For two years, scientists have wondered what OSIRIS-REx, the spacecraft that arrived on December 3 at the near-earth asteroid Bennu, might find. On Monday, NASA broke news that all that waiting was worth it: Instruments on the spacecraft confirmed that there’s water on Bennu.

The funny thing is, NASA scientists have actually known about the water for a month — well before OSIRIS even got cozy with the asteroid..

Amy Simon, Ph.D., NASA’s deputy instrument scientist for the OSIRIS-REx visible and near-IR Spectrometer (OVIRS) — one of the instruments that alerted scientists to this new evidence — tells Inverse that the signals from Bennu suggesting evidence of water were so strong that the team thought they’d made a mistake. They chose to sit on the data, checking it carefully, before making their announcement.

"It’s there, it’s everywhere.

Bennu, explains Simon, seems to be replete with hydroxyls (molecules containing hydrogen and oxygen atoms), which are signs that the clay near its surface interacted with water in the past. The team got their first hint about Bennu’s hidden hydroxyls on November 2 at 4:00 am UTC, when Simon’s spectrometer detected something strange: There was evidence of hydroxls on every side of the asteroid, not just in one place.

“At first we thought, ‘Oh no, we messed up something in the instrument, there’s something in there that’s not real,’” Simon tells Inverse. “It took a while to convince ourselves that it’s actually there. When the other spectrometer confirmed it that was the nail in the coffin, so to speak. It’s there, it’s everywhere.”

Simon has been checking her data since then, and alerted the team a NASA several weeks ago. Only on Monday did NASA officially announce the news, ahead of the American Geophysical Union’s Fall Meeting in Washington D.C.

Eventually, OSIRIS will land on Bennu and collect samples

NASA

Exciting as they are, the signals aren’t proof that liquid water pooled on Bennu. It’s far too small for that, Simon explains. Rather, they are evidence that Bennu’s parent body, the larger asteroid from which it broke off, may have contained liquid water in the past. This is very good news for two parts of OSIRIS’ core mission to return samples of Bennu back to Earth for analysis and to illuminate what conditions were like in the early stages of the solar system. Part of Bennu’s appeal is that is has been relatively undisturbed since that period.

“We are seeing the evidence of past liquid, which locks the OH into the mineral structure,” Simon explains, referring to the oxygen and hydrogen atoms in water. If this is the case, she adds, it’s fair to hypothesize that this reaction was happening in other places throughout the early solar system, indicating that there was liquid to be found there.

“The reason that’s important is because we always talk about if meteorites, asteroids, comets could have delivered material to the earth, and so if we find that material is pretty widespread throughout the early solar system then yeah, they probably did deliver it to the early planet” she continues.

"At first we thought, “Oh no, we messed up something in the instrument, there’s something in there that’s not real."

Going forward, this finding also might be important for the next few phases of OSIRIS’ work at Bennu.
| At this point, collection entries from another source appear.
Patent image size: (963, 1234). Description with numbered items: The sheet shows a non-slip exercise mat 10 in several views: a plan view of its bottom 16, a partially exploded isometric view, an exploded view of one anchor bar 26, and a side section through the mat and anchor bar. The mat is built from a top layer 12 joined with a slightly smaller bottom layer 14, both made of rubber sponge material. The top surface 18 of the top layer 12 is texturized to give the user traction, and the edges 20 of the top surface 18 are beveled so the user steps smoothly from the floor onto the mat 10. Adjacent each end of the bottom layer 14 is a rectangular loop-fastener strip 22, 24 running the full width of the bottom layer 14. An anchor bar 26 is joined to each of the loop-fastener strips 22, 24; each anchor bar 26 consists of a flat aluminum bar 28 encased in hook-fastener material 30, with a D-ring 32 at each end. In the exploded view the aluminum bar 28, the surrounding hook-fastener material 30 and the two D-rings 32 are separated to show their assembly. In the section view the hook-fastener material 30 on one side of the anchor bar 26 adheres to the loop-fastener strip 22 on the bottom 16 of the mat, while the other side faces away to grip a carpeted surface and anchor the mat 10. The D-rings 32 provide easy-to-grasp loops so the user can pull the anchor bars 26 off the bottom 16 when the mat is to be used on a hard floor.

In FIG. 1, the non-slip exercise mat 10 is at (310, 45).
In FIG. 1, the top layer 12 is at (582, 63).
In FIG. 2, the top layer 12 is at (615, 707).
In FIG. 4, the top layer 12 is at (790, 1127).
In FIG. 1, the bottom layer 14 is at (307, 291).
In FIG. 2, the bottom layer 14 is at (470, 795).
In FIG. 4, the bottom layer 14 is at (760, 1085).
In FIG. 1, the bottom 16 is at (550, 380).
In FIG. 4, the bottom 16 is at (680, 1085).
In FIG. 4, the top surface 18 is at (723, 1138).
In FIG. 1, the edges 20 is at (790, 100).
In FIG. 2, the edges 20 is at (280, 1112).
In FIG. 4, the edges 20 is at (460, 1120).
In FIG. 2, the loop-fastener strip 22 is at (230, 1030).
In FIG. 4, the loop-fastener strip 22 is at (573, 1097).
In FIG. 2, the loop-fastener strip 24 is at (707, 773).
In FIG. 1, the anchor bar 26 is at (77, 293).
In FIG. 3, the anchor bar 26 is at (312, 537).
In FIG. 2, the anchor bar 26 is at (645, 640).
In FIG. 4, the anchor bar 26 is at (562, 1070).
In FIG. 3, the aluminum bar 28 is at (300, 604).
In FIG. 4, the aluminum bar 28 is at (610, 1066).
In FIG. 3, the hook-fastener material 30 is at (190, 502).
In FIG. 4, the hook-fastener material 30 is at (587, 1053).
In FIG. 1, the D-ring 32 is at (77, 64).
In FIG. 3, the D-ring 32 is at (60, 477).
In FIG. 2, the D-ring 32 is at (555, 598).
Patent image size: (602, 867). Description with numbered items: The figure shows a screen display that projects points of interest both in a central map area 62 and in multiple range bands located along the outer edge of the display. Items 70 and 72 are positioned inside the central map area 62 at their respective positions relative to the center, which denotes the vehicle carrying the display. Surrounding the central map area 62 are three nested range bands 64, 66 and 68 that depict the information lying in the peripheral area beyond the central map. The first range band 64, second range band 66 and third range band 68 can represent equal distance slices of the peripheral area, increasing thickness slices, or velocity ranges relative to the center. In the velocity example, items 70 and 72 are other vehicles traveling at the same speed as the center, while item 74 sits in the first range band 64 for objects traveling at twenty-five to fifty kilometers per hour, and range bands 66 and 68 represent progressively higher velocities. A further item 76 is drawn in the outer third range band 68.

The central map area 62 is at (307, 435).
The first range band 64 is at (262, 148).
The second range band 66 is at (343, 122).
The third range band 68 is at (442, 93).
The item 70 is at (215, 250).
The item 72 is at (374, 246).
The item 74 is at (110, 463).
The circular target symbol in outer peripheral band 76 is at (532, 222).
Since the spacecraft arrived, it has been searching for a safe and scientifically interesting place to land to collect samples, which will be returned to Earth. Doing so is tricky because the most scientifically interesting place might not actually be the safest place to land an expensive piece of equipment.

But since Bennu seems to have many different regions in which OSIRIS can collect these coveted hydrated minerals, NASA might not have to sacrifice safety for science, or vice versa. It’s a good early indicator that OSIRIS may be able to deliver on its promises.